One further point we would make about studies of cognitive biases in anxiety (discussed in detail in Chapter 6) relates to the distinction made between materials based on physical threat versus those based on social threat (e.g., Mathews, MacLeod, & Tata, 1986). On closer examination, the social threat words in these studies seem to fall into two categories, the first being a group of social anxiety terms (e.g., Ignored, Insecure, Indecisive) and the second being a group of shame terms (e.g., Humiliated, Ashamed, Despised). These studies have unwittingly made the distinction between true social anxiety and shame, but have failed to analyse these two groups of materials separately. We would therefore recommend that studies of cognitive biases should analyse the fear-based and the disgust-based materials separately in the way that more recent studies have attempted (Charash & McKay, 2002; de Jong, Peters, & Vanderhallen, 2002), because there may be important individual differences in the extent to which so-called anxiety disorders may be disgust-based rather than fear-based (cf.

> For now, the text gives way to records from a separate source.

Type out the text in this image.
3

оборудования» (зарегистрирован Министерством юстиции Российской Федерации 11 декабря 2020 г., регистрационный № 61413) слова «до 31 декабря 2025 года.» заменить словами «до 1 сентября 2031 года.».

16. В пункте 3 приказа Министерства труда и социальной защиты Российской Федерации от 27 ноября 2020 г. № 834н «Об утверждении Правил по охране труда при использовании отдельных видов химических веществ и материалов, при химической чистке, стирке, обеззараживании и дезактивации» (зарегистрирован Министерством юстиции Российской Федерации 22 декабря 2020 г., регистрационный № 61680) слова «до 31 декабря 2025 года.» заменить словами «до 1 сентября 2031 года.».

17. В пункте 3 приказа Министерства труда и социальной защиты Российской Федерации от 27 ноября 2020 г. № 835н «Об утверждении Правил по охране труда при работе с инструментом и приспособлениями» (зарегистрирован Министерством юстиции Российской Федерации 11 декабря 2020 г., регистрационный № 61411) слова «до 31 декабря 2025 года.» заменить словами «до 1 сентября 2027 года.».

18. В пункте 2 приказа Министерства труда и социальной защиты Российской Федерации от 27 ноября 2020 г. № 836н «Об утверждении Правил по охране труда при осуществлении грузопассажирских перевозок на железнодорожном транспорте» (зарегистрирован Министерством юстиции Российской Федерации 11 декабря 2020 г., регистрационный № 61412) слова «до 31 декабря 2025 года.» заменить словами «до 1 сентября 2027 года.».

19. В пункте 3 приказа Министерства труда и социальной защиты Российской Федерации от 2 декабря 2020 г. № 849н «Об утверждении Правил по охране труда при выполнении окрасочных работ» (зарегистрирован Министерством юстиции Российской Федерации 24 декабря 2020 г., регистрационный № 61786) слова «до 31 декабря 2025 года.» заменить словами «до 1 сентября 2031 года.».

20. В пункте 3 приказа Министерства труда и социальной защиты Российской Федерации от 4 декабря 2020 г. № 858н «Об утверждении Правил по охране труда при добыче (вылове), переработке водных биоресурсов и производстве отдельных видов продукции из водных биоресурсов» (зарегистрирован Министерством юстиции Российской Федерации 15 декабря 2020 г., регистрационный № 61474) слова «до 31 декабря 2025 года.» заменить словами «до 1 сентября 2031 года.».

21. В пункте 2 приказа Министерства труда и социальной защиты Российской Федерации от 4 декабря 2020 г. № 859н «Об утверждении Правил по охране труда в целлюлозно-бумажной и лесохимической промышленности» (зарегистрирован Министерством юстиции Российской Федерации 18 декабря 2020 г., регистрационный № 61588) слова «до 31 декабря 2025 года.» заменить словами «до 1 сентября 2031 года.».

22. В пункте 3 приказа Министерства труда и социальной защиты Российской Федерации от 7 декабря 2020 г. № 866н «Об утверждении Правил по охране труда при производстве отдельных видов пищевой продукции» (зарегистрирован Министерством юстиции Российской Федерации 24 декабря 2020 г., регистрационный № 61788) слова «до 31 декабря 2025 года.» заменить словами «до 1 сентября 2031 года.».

Dalgleish & Power, 2004b; Lee, Scragg, & Turner, 2001).
To return to the issue of specific phobias and disgust, Graham Davey and his colleagues (e.g., Davey, Forster, & Mayhew, 1993; Marzillier & Davey, 2004) have carried out a number of studies that demonstrate the importance of disgust reactions rather than fear reactions for these disorders. Davey has argued that many of the animal phobias are not simply fear-based reactions to predatory animals, but are disgust-based reactions to, for example, associations with disease, contamination, mucus, and faeces. Davey (1994b) reported from a fear survey that the number of fears was positively correlated with disgust sensitivity levels and that females had higher disgust sensitivity levels and higher rates of fears than did males. In an experimental manipulation, Webb and Davey (1992) found that if participants were primed with either a violent film or with a disgust-based film, the violent film was found to increase subsequent fear ratings for predatory animals but not for "revulsion" animals, whereas the disgust film increased the ratings for non-predatory revulsion animals, but not for predatory animals. In a further correlational study, Ware, Jain, Burgess, and Davey (1994) found significant correlations between disgust sensitivity, "fear" ratings towards revulsion animals, and the Washing subscale of the Maudsley Obsessive-Compulsive Inventory (MOCI; Hodgson & Rachman, 1977). Taken together, these studies provide some empirical support for the proposal that disgust sensitivity provides a factor of crucial importance in the development of many simple animal phobias, and that the three pathways to fear model (e.g., Rachman, 1976) needs to be revised to take account of one or more additional disgust pathways that have only recently begun to receive attention. We also suggest that there may be important treatment differences for disgust-based as opposed to fear-based phobias, as the preliminary study by Smits et al. (2002) discussed earlier might begin to suggest, although we will discuss the treatment implications of the current approach in more detail in the final chapter (Chapter 11).